Каким образом тот дальневосточный старшина второй статьи подружился с «ребятами из НКВД», понуждала ли его эта дружба совершать какие-либо поступки, осталось неизвестным. Я сам пять лет проносил матросский воротничок и знаю, что дружить матросу с офицером всегда было непросто.
Так или иначе, два молодых краскома из наводящего страх ведомства отправились встречать новый год, прихватив с собой младшего по званию и по возрасту приятеля. Особенность ситуации заключалась в том, что шли они не в компанию, где собирают стол в складчину, и не в гости, где ждали их с открытым сердцем, – они шли в семью некоего профессора, арестованного, как и многие в то время, ни за что ни про что, причем, они как раз и производили арест.
Что за профессор, каких наук? – старшина второй статьи не знал, потому что не интересовался. Запомнилась ему, однако, обстановка профессорской квартиры: много книг, антикварных вещей, старинные часы в деревянном корпусе.
Краскомы, веселясь, поведали, что они явились неделю назад в эту квартиру, оставшуюся без хозяина, и заявили, что придут встречать новый год, чтобы, значит, все было подготовлено в лучшем виде. Семья профессора состояла из жены, еще молодой, убитой горем женщины, и взрослой дочери, которую не могло изуродовать никакое горе. Перепутанные женщины поспешно согласились, сказали «милости просим», еще какие-то глупости и пролепетали, теряясь и тушуясь, просьбу сделать что-нибудь, как-нибудь посодействовать, чтобы там с их профессором получше обращались. Краскомы милостиво согласились посодействовать, и женщины уже с неким подобием энтузиазма стали вместе с молодыми людьми обсуждать новогоднее меню.

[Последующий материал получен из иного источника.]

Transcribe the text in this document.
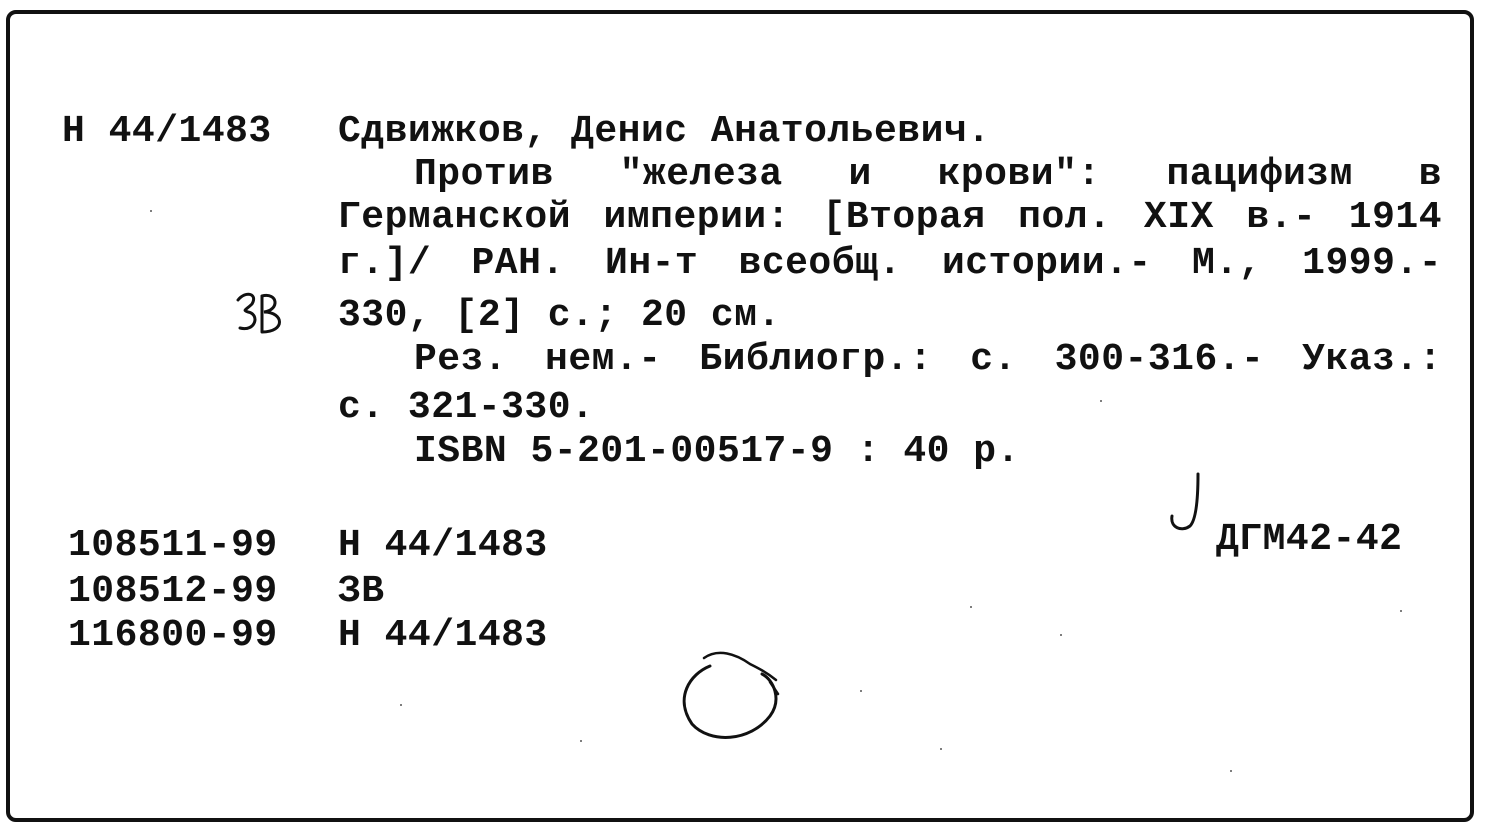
Н 44/1483 Сдвижков, Денис Анатольевич.
Против "железа и крови": пацифизм в
Германской империи: [Вторая пол. XIX в.- 1914
г.]/ РАН. Ин-т всеобщ. истории.- М., 1999.-
330, [2] с.; 20 см.
Рез. нем.- Библиогр.: с. 300-316.- Указ.:
с. 321-330.
ISBN 5-201-00517-9 : 40 р.
ДГМ42-42
108511-99 Н 44/1483
108512-99 ЗВ
116800-99 Н 44/1483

И они пришли тридцать первого декабря, как и полагается, сходив перед новым годом в баню, надраив сапоги, пришив чистые подворотнички и отутюжив гимнастерки. И наш старшина, тоже наутюженный и надраенный, в первом сроке, в воротничке, травленном хлоркой и заглаженном на две складки – одним словом, при всем параде – тоже явился с ними, прибыл, так сказать, для встречи нового года.
В жизни он не сидел за таким столом: салфетки – и те были накрахмалены. А шампанское стояло в серебряном ведерке, наполненном колотым льдом, и к нему прилагалась тоже салфетка, чтобы, значит, не браться руками за холодное. Как на открытках, которые продавали на рынках инвалиды.